由於作者的編碼能力實在是太強了，連所用的框架好像都是自己寫的，所以目前並沒有其他的框架的版本的釋出。我根據作者寫的關於YOLOv3的論文和之前的關於YOLO的所有論文，按我對論文的理解來實現YOLOv3。（若我對論文的理解有誤，歡迎指出。不勝感激）
還是老樣子，各種設定可以到config資料夾下修改對應的設定項

專案程式碼

簡要介紹YOLO

YOLO( you only look once)的縮寫。顧名思義，就是隻看一次，整個預測過程只看圖片一次。這有別與之前的目標定位識別的專案，YOLO之前的專案一般是定位目標看一次影象，物體分類再看一次影象。所以簡單直觀地看，YOLO似乎效率比他們都高，畢竟少看了一次，省下了時間。事實上YOLO也是快的驚人，作者在Titan GPU上實現了實時目標定位與識別，識別視訊在

官網首頁就有，若沒有可能是衝浪方法不夠科學。

專案結構

本次的專案主要有3個檔案，2個資料夾。utils資料夾中有6個檔案。config資料夾中config.yml配置檔案。

reader.py:
- 存放了用來讀取資料集，資料集標籤存放地址與檔案的方法。並在讀取名字的過程中實現的mini_batch的操作
train.py:
- 就是組合各種工具，用來訓練網路的程式碼
eval.ph:
- 用來跑訓練好的YOLOv3
utils資料夾：
- extract_labels.py:
  - 裡面的labels_normaliszer()根據傳入的標籤的存放地址來讀取標籤，並且把標籤轉化成我們網路需要的格式
- get_loss.py:
  - 整合了計算YOLOv3作者之前提到的3個loss的計算方法，並計算batch的loss
- IOU.py:
  - 裡面的IOU_calculator()方法根據傳入的預測值和目標的標籤的值來計算IOU
- net.ph:
  - 裡面實現了YOLOv3的核心演算法。DarkNet-53
- read_config.py:
  - 讀取config配置檔案中的配置引數
- ·select_things.py`:
  - 顧名思義，裡面的方法實現了選擇功能。例如選擇YOLOv3中scale的大小，選擇scale對應的check_point檔案

Utils 工具

extract_labels

對於標註的資料的處理我的思路是生成一個shape與神經網路輸出的陣列shape相同的陣列，並把目標的標籤賦給對應下標的陣列單元

labels_normalizer()方法中，我建立了一個map，用來把所有的種類（class）轉化為陣列中對應的位置的下標。這裡我用的是VOC2007資料集，可以從官網下載，官網上說明了資料集中的種類（class）的個數。更換資料集記得過來修改map的內容。

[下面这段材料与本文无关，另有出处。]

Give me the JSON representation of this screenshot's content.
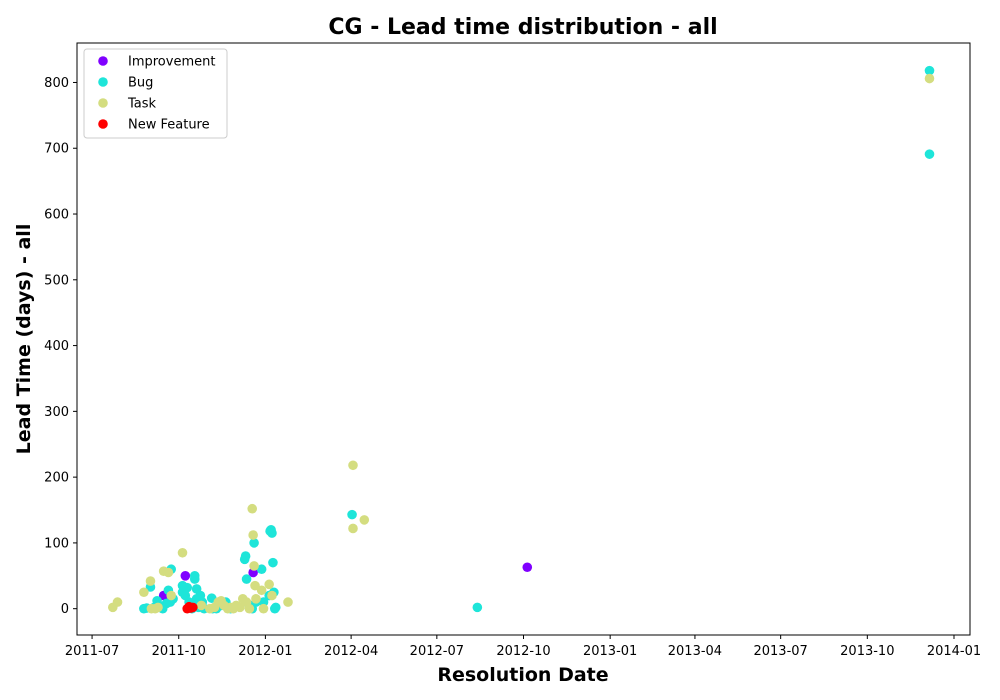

由於VOC資料集的標籤格式是xml型別的，所以我呼叫了xml.dom.minidom這個庫來解析xml檔案，
並且組合成元組，然後連線元組組成連結串列。然後返回連結串列
從中提取了object_name, bdbox, xmin,ymin,xmax,ymax

import xml.dom.minidom

def xml_extractor( dir ):
    DOMTree = parse( dir )
    collection = DOMTree.documentElement    # 得到xml檔案的根節點
    file_name_xml = collection.getElementsByTagName( 'filename' )[0]
    objects_xml = collection.getElementsByTagName( 'object' )
    size_xml = collection.getElementsByTagName( 'size' )

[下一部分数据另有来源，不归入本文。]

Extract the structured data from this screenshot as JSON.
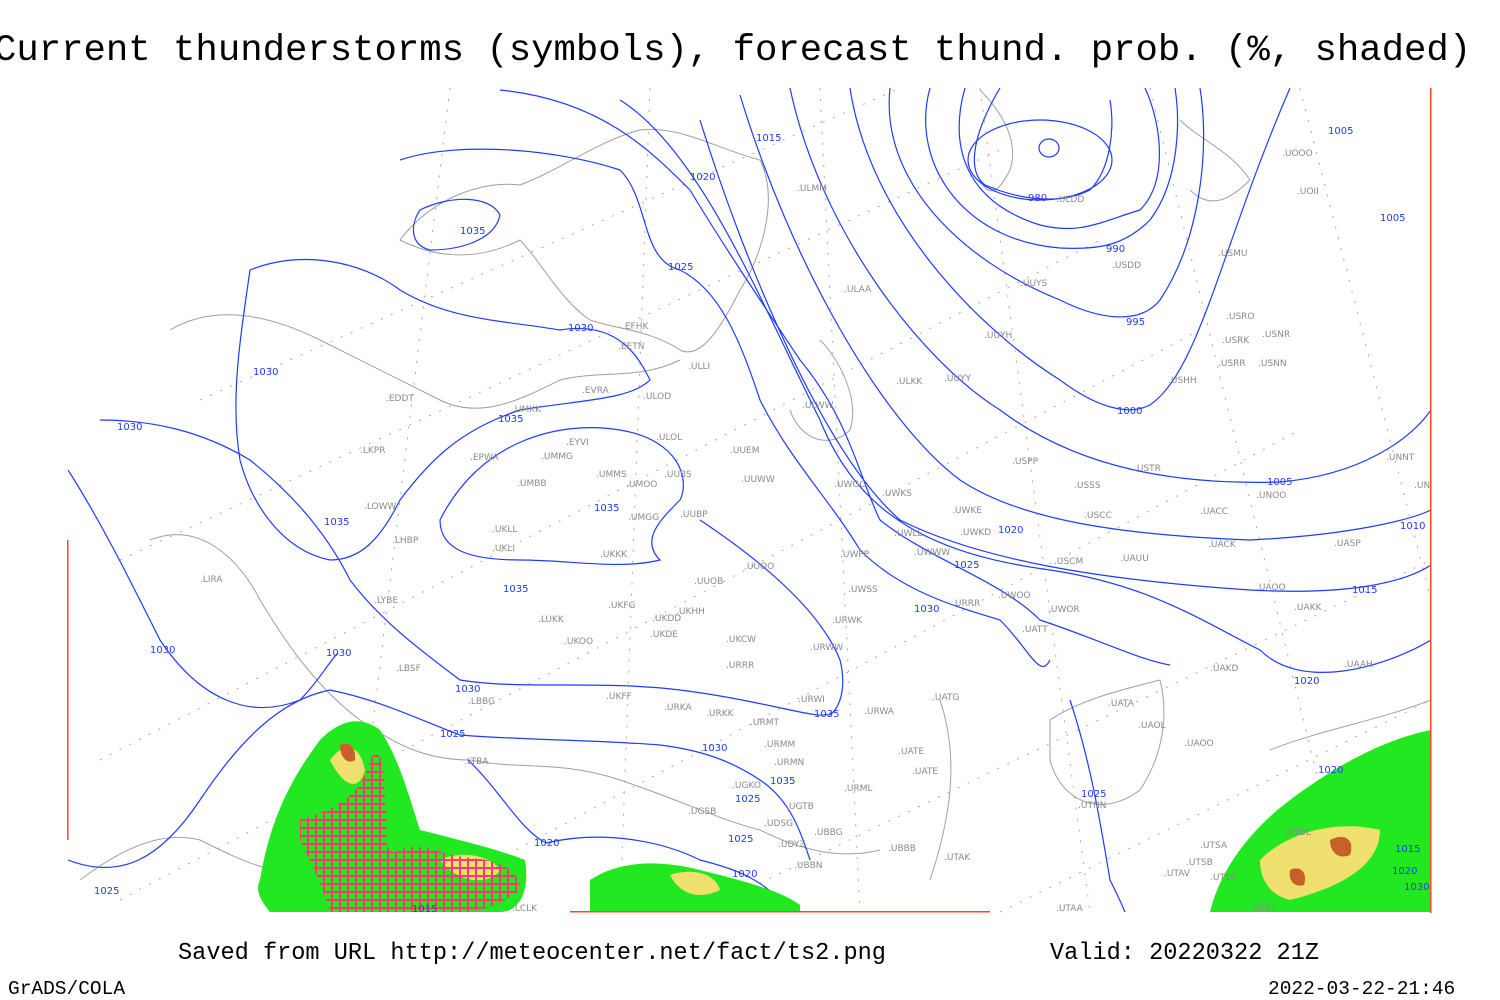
{
  "title": "Current thunderstorms (symbols), forecast thund. prob. (%, shaded)",
  "footer": {
    "saved_from": "Saved from URL http://meteocenter.net/fact/ts2.png",
    "valid": "Valid: 20220322 21Z",
    "software": "GrADS/COLA",
    "timestamp": "2022-03-22-21:46"
  },
  "colors": {
    "isobar": "#1f3bff",
    "coastline": "#a0a0a0",
    "station_label": "#8a8a8a",
    "frame": "#ff4a1a",
    "prob_low": "#22e822",
    "prob_mid": "#f0e070",
    "prob_high": "#c8602a",
    "thunderstorm_symbol": "#ff3a6e"
  },
  "isobar_labels": [
    "1015",
    "1020",
    "1035",
    "1025",
    "1030",
    "1030",
    "1030",
    "1035",
    "980",
    "990",
    "995",
    "1000",
    "1005",
    "1005",
    "1005",
    "1010",
    "1015",
    "1020",
    "1035",
    "1035",
    "1025",
    "1020",
    "1030",
    "1035",
    "1030",
    "1030",
    "1030",
    "1035",
    "1025",
    "1030",
    "1035",
    "1025",
    "1025",
    "1025",
    "1020",
    "1020",
    "1025",
    "1015",
    "1020",
    "1015",
    "1020",
    "1030"
  ],
  "station_labels": [
    "ULMM",
    "ULDD",
    "USDD",
    "USMU",
    "UUYS",
    "ULAA",
    "UUYH",
    "USRO",
    "USRK",
    "USNR",
    "USRR",
    "USNN",
    "USHH",
    "UOOO",
    "UOII",
    "EFHK",
    "EETN",
    "ULLI",
    "UUYY",
    "ULKK",
    "EVRA",
    "ULOD",
    "EDDT",
    "UMKK",
    "ULWW",
    "ULOL",
    "EYVI",
    "UUEM",
    "LKPR",
    "EPWA",
    "UMMG",
    "USPP",
    "USTR",
    "UMMS",
    "UMOO",
    "UUBS",
    "UUWW",
    "UMBB",
    "UWGG",
    "USSS",
    "UWKS",
    "UNOO",
    "UNNT",
    "UNBB",
    "LOWW",
    "UACC",
    "UWKE",
    "USCC",
    "UMGG",
    "UUBP",
    "UWLL",
    "UWKD",
    "UKLL",
    "LHBP",
    "UACK",
    "UASP",
    "UKLI",
    "UKKK",
    "UWPP",
    "UWWW",
    "USCM",
    "UAUU",
    "UUOO",
    "LIRA",
    "UUOB",
    "UWSS",
    "UAOO",
    "UWOO",
    "URRR",
    "UKHH",
    "UKFG",
    "UKDD",
    "UAKK",
    "LYBE",
    "UWOR",
    "LUKK",
    "URWK",
    "UATT",
    "UKDE",
    "UKOO",
    "UKCW",
    "URWW",
    "LBSF",
    "URRR",
    "UAKD",
    "UAAH",
    "UKFF",
    "UATG",
    "URWI",
    "LBBG",
    "URKA",
    "URKK",
    "UATA",
    "URMT",
    "URWA",
    "UAOL",
    "URMM",
    "UAOO",
    "UATE",
    "LTBA",
    "URMN",
    "UATE",
    "URML",
    "UGKO",
    "UGSB",
    "UGTB",
    "UTNN",
    "UDSG",
    "UBBG",
    "UDYZ",
    "UTDL",
    "UBBB",
    "UTAK",
    "UBBN",
    "UTSB",
    "UTSA",
    "UTSK",
    "UTAV",
    "UTST",
    "UTAA",
    "LCLK"
  ]
}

    file_name = file_name_xml.childNodes[0].data

    for size in size_xml:
        width = size.getElementsByTagName( 'width' )[0]
        height = size.getElementsByTagName( 'height' )[0]

        width = width.childNodes[0].data
        height = height.childNodes[0].data

    objects = []
    for object_xml in objects_xml:
        object_name = object_xml.getElementsByTagName( 'name' )[0]
        bdbox = object_xml.getElementsByTagName( 'bndbox' )[0]
        xmin = bdbox.getElementsByTagName( 'xmin' )[0]
        ymin = bdbox.getElementsByTagName( 'ymin' )[0]
        xmax = bdbox.getElementsByTagName( 'xmax' )[0]
        ymax = bdbox.getElementsByTagName( 'ymax' )[0]

        object = ( object_name.childNodes[0].data,
                   xmin.childNodes[0].data,
                   ymin.childNodes[0].data,
                   xmax.childNodes[0].data,
                   ymax.childNodes[0].data )

        objects.append( object )

    return file_name, width, height, objects

在labels_normalizer()方法中我才正式的把得到的labels轉化為陣列。有一點值得注意，在生成新的陣列的時候務必要加1e-8（一個近似0的數），為的是防止之後在計算IOU時出現分母為0從而輸出為nan的情況。因為VOC資料集標記的是目標的對角線的座標，而我們需要的是目標中點的座標與之對應的boundding box的長寬。所以需要一點小計算。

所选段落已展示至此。